For years, NCHA has been looking to build MMC schemes. But they found some suppliers weren’t financially robust, and opportunities fell at the last hurdle. In 2020 NCHA joined Building Better. They are now aiming to build an initial 80 MMC homes over the next five years.
When did you first begin looking at MMC?
Back in 2012 and then again in 2018, NCHA looked at projects with two different MMC contractors. But in the emerging market, neither of them turned out to be reliable and they both went bust. Those experiences and anecdotal knowledge on the affordable housing scene made me think that we were always going to struggle with MMC unless we joined an organisation like Building Better which has 29 members, provides a focused MMC strategy and has strong influence over the supply chain.
How many MMC homes are you planning to develop?
My target is 80 MMC homes by 2026. You have to remember that 90% of our programme at NCHA is developer-led so we haven’t got a lot of schemes we can use for MMC. But we’ve always said at the outset that we’d hope to use more, so initially we’re looking at 80 but we have the ability to grow that number.
NCHA’s partnership with Building Better will support us in our MMC plans and that will also help us meet our target to build 420 homes each year for the next five years, across the East Midlands.
What are your drivers behind MMC?
The government’s targets are for 300,000 new homes each year but that’s a difficult target to meet at a time when fewer young people are joining the construction industry than ever before. With a wealth of jobs available out there, perhaps a building site in a cold and frosty field in February just doesn’t sound that appealing?
MMC can help with this. The modular units are constructed in a warm, dry factory, resulting in much less contractor time on site.
Sustainability is also a big motivation. MMC will contribute to that agenda – it presents an easier route to zero carbon by producing reduced waste on site and less community disruption. The homes are well insulated and more energy efficient to live in than traditionally constructed homes. Our customers will benefit from more heat-efficient housing with lower running costs. MMC homes will help NCHA to meet the targets we are setting through our Environmental Standards Group.
Why did you join Building Better?
Building Better will help us to make the MMC case to colleagues. There are seminars and education events we can attend with our property services and sales teams. We have our own architects team and a building construction technical department; they all want to find out more about MMC. Our sales team were worried early on that we wouldn’t be able to mortgage MMC homes in our area and that would impact our ability to securitise our own properties; but Building Better has given us reassurances. That reassurance is also important for our lenders.

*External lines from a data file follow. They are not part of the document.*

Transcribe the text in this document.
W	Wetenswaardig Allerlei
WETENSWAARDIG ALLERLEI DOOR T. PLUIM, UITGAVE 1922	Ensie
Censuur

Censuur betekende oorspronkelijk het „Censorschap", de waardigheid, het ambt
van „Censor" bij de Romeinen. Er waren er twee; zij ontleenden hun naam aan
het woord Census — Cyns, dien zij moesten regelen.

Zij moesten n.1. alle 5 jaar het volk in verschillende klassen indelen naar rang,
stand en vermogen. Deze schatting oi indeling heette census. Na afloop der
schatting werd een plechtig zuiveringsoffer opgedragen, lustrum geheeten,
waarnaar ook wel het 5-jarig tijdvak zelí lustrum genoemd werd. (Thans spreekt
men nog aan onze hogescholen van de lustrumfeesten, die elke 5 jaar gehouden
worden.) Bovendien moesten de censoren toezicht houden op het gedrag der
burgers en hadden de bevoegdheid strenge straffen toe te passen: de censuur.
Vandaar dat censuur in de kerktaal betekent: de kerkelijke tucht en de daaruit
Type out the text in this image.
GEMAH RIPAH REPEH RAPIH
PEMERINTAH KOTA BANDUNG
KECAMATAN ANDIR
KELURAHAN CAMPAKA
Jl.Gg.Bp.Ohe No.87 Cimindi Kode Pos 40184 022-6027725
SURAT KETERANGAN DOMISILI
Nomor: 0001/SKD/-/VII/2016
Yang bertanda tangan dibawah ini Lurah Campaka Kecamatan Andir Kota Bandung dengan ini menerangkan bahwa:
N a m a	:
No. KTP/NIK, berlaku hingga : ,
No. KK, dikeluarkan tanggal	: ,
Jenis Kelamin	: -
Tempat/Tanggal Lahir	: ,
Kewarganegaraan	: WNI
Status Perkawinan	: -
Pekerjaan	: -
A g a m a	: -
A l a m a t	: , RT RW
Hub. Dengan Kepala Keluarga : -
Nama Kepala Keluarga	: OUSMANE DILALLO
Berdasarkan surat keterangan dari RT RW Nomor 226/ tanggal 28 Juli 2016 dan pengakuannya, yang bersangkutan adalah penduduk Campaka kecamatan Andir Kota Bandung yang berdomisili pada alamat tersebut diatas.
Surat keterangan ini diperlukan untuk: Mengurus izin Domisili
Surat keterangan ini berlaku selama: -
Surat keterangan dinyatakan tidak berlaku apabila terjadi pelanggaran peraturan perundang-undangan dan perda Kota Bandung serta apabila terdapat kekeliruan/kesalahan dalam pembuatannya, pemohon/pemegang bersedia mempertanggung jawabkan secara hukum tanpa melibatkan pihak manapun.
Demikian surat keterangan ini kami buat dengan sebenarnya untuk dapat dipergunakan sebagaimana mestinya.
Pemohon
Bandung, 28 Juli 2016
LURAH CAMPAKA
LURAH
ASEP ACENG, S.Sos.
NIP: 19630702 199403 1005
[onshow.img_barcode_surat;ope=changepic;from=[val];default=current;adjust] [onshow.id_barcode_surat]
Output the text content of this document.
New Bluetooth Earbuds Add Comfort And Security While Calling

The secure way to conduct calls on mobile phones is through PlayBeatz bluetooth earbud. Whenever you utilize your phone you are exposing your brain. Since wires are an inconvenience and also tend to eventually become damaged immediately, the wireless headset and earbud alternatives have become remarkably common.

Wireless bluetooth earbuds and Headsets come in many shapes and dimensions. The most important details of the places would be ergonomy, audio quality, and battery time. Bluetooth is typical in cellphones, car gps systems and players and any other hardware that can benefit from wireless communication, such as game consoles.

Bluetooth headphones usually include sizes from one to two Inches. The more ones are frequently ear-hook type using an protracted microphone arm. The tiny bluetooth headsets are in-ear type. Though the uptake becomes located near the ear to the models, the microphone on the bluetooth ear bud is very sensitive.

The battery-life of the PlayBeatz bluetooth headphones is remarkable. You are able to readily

Building Better has conducted a formal procurement tender exercise for their first MMC framework, pre-vetting three suppliers and giving members – like NCHA – security in purchasing as well as economies of scale. As part of this national alliance of organisations we can benefit from improved speed, affordability, delivery and sustainability.
One of the barriers we’ve always felt is cost. In the past, the difference between timber frame construction and MMC has been significant, but this is changing, and the new Building Better framework gives more cost certainty. Early figures from Building Better members, comparing the cost of traditional with MMC construction, show they are closing the gap on costs.
Cost is also a big thing around net zero and the uplift in price from Building Better’s tender package to zero carbon is negligible, which is really positive.
I really believe that being part of Building Better presents an opportunity to build well designed homes that are qualitatively and quantitatively better than can otherwise be procured alone.